Un tatouage qui n’est pas un accident de jeunesse
Pete Hegseth porte sur le biceps droit un tatouage représentant la croix de Jérusalem. Sur le torse, l’inscription latine Deus Vult — « Dieu le veut », le cri des croisés. Ce ne sont pas des symboles neutres. Ce sont les emblèmes revendiqués par les suprémacistes blancs chrétiens américains depuis au moins quinze ans, popularisés par les massacres en ligne, repris par Brenton Tarrant à Christchurch en 2019.
En 2020, un soldat de la Garde nationale a refusé d’assurer la sécurité de Hegseth lors de l’investiture de Biden parce qu’il considérait ces tatouages comme des marqueurs d’affiliation extrémiste. Le soldat a été sanctionné. Hegseth, lui, est devenu secrétaire à la Défense quatre ans plus tard. L’armée américaine sanctionne ceux qui reconnaissent les symboles. Et promeut ceux qui les portent.

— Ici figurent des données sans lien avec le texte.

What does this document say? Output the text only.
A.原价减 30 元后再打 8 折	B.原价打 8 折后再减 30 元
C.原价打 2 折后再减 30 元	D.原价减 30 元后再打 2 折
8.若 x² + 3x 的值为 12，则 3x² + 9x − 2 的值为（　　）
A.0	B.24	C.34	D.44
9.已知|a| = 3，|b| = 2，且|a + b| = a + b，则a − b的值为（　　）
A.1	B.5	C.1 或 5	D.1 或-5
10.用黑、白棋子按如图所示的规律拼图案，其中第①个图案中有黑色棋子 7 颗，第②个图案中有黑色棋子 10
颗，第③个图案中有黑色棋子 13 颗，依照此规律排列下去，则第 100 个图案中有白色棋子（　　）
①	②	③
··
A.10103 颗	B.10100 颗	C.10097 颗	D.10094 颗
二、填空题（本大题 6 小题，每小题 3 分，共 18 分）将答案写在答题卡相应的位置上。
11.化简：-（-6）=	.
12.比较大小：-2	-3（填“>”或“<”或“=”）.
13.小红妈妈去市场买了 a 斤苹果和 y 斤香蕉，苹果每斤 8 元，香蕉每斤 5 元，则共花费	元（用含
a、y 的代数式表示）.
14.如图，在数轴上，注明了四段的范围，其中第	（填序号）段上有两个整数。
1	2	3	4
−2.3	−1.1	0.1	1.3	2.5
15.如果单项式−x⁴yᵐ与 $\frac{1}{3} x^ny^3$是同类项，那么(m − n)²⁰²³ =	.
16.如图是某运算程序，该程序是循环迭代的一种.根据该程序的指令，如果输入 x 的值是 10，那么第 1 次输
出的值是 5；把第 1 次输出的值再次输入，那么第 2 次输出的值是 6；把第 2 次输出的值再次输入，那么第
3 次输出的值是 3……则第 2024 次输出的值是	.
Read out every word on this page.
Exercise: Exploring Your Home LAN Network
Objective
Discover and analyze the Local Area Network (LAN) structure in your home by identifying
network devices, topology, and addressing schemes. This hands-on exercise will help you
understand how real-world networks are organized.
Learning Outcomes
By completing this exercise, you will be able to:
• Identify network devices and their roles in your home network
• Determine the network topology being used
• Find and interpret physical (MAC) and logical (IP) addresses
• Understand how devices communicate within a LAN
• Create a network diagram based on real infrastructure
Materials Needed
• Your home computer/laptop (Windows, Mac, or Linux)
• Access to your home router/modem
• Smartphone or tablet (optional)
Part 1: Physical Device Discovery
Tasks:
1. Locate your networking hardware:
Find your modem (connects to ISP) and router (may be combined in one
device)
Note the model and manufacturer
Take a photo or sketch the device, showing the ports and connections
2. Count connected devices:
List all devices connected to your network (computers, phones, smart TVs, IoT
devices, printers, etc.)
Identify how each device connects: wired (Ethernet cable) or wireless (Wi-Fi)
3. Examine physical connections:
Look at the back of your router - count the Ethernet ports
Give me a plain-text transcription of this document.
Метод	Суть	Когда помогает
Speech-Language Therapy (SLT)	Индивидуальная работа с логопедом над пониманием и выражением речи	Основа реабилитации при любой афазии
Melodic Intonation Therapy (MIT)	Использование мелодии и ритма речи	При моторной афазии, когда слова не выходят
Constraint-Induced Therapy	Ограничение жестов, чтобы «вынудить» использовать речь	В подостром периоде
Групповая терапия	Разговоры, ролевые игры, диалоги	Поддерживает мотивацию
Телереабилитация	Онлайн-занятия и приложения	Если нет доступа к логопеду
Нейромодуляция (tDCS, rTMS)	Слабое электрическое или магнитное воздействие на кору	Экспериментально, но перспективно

Je pèse chaque mot que j’écris ici. Un homme peut avoir des convictions religieuses intenses sans être un extrémiste. Mais quand cet homme écrit dans son propre livre, publié en 2020, que l’Amérique est engagée dans « une guerre de civilisation contre l’islam », et qu’il ordonne cinq ans plus tard des exécutions extrajudiciaires de musulmans yéménites et de Latinos vénézuéliens — à un moment donné, la biographie cesse d’être une collection d’anecdotes. Elle devient une trajectoire. Une thèse. Un avertissement.
American Crusade, 2020, page 137
Dans son livre, Hegseth écrit littéralement : « Il n’y a pas de paix possible avec l’islam politique. Il n’y a que la victoire ou la soumission. Nous choisirons la victoire. » Il n’y a pas de guillemets autour du mot islam. Pas de nuance entre islam et islamisme. Pas de distinction entre un citoyen américain de confession musulmane et un combattant d’AQPA. L’ennemi, dans le texte, c’est la foi elle-même. Un homme qui a écrit cela dirige aujourd’hui l’armée qui bombarde le Yémen.
Et pourtant, lors de son audition de confirmation en janvier 2025, aucun sénateur républicain ne lui a posé la question. Aucun. Susan Collins a interrogé son expérience militaire. Lisa Murkowski a interrogé son alcoolisme présumé. Mitch McConnell s’est abstenu. Personne n’a ouvert le livre. Personne n’a lu la page 137. Il a été confirmé par 51 voix contre 50, grâce au vote du vice-président Vance. Par une voix. Celle d’un homme qui, cinq mois plus tard, participait à la chaîne Signal sur les Houthis.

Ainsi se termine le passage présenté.